Thanks. I got confused with ln with log10 for a while due to excessive amount of exercises I did on changing bases.

 

[minijumbuk]

I'm not sure, all these answers were given to me.

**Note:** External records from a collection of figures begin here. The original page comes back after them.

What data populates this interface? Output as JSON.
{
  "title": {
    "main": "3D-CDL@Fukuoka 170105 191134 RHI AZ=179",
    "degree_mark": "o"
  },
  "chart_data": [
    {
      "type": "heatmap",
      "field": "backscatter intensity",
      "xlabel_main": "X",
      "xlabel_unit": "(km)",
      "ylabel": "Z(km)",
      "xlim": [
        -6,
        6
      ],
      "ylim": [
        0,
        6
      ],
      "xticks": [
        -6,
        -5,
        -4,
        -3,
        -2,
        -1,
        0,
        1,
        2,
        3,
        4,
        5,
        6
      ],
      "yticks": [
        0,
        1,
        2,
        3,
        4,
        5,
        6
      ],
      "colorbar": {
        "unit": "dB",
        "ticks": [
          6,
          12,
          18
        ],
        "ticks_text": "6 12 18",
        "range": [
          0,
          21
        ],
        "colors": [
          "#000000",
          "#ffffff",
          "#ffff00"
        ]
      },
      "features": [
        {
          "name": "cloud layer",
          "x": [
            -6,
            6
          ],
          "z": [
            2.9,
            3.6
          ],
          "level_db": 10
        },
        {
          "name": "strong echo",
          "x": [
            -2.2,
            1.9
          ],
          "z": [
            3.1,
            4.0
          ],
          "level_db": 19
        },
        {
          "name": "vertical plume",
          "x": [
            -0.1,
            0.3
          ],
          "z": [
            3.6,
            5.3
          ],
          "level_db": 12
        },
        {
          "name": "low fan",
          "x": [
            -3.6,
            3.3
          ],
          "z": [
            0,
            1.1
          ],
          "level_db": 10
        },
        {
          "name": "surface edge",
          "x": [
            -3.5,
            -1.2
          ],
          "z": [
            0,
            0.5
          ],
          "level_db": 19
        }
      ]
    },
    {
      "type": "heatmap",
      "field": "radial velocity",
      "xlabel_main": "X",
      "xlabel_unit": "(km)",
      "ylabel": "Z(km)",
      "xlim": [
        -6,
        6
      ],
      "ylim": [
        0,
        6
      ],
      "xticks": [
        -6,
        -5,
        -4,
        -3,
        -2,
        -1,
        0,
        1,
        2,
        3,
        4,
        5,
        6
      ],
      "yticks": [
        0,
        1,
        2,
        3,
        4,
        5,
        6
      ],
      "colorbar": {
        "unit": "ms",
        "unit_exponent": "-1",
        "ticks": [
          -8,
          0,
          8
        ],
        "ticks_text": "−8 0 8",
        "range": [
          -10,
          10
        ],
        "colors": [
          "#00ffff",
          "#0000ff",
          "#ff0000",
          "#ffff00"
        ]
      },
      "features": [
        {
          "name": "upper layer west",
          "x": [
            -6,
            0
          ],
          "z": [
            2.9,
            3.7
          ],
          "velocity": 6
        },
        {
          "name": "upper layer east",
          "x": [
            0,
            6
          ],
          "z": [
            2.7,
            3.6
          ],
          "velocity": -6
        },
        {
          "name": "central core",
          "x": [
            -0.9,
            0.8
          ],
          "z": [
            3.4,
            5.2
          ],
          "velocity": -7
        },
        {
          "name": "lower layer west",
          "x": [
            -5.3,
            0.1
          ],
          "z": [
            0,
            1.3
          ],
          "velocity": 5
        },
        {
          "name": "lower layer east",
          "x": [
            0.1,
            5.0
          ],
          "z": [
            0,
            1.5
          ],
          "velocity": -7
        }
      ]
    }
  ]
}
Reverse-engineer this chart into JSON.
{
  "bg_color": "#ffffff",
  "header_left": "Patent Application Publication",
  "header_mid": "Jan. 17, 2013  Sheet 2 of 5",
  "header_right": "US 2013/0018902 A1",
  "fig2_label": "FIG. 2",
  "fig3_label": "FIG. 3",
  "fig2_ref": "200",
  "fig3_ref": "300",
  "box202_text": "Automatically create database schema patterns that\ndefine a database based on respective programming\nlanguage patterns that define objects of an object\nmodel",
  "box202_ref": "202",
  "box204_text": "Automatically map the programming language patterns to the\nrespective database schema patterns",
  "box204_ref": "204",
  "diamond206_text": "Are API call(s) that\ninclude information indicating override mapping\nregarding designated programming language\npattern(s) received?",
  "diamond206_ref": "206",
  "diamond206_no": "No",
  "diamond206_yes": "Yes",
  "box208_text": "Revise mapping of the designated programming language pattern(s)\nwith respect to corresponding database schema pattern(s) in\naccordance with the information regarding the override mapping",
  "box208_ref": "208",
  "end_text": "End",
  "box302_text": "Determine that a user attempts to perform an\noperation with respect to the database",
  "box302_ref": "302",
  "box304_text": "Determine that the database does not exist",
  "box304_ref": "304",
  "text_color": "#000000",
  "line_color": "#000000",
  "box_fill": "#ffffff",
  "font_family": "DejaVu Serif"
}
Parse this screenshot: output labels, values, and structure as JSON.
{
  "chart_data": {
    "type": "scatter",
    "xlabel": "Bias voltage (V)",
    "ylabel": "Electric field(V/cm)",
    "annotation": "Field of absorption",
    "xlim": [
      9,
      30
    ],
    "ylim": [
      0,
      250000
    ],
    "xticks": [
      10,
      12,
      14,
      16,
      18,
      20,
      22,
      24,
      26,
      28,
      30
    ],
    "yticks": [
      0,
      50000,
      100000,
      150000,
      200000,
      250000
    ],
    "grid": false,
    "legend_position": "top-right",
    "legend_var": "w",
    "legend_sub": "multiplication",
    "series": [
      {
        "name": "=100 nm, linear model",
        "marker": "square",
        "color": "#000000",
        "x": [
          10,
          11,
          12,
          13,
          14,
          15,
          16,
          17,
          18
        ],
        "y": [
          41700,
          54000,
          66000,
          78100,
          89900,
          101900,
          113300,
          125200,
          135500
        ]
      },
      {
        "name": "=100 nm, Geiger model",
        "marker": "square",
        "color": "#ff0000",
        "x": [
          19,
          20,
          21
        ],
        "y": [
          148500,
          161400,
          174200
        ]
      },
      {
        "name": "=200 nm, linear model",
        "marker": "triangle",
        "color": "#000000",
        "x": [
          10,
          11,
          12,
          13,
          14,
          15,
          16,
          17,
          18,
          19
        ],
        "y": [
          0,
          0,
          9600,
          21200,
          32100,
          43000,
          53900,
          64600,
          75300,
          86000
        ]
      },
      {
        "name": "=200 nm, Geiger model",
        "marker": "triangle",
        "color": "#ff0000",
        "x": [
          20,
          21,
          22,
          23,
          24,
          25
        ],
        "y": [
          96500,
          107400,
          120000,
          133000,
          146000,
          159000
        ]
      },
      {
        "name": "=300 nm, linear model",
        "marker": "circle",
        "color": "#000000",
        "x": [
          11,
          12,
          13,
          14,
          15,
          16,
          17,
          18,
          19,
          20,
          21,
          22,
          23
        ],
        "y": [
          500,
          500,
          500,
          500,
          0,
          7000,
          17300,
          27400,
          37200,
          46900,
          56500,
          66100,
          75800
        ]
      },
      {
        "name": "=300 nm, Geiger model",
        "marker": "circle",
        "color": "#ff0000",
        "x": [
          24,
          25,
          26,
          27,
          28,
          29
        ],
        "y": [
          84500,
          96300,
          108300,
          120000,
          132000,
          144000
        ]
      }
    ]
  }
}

They might've been wrong.

 

[minijumbuk]

Nice, thanks =)

Man I'm so hopeless at this =O
One of these questions would take me quite a while to grip the pattern.....=\

 

[lyounamu]

Nice, thanks =)

Man I'm so hopeless at this =O
One of these questions would take me quite a while to grip the pattern.....=\

Yeah, I reckon they were of quite high difficulty. I could only get Q3 and Q4 when I did it. I had no clue on Q2, lol.

 

[minijumbuk]

Hahaha.

I'm sure if we spent some more time we'd eventually get it... But we don't get to do that in the exam T_T

 

[lyounamu]

Hahaha.

I'm sure if we spent some more time we'd eventually get it... But we don't get to do that in the exam T_T

Yeah, I would hate to get those questions in exam. That would be extremely time-consuming.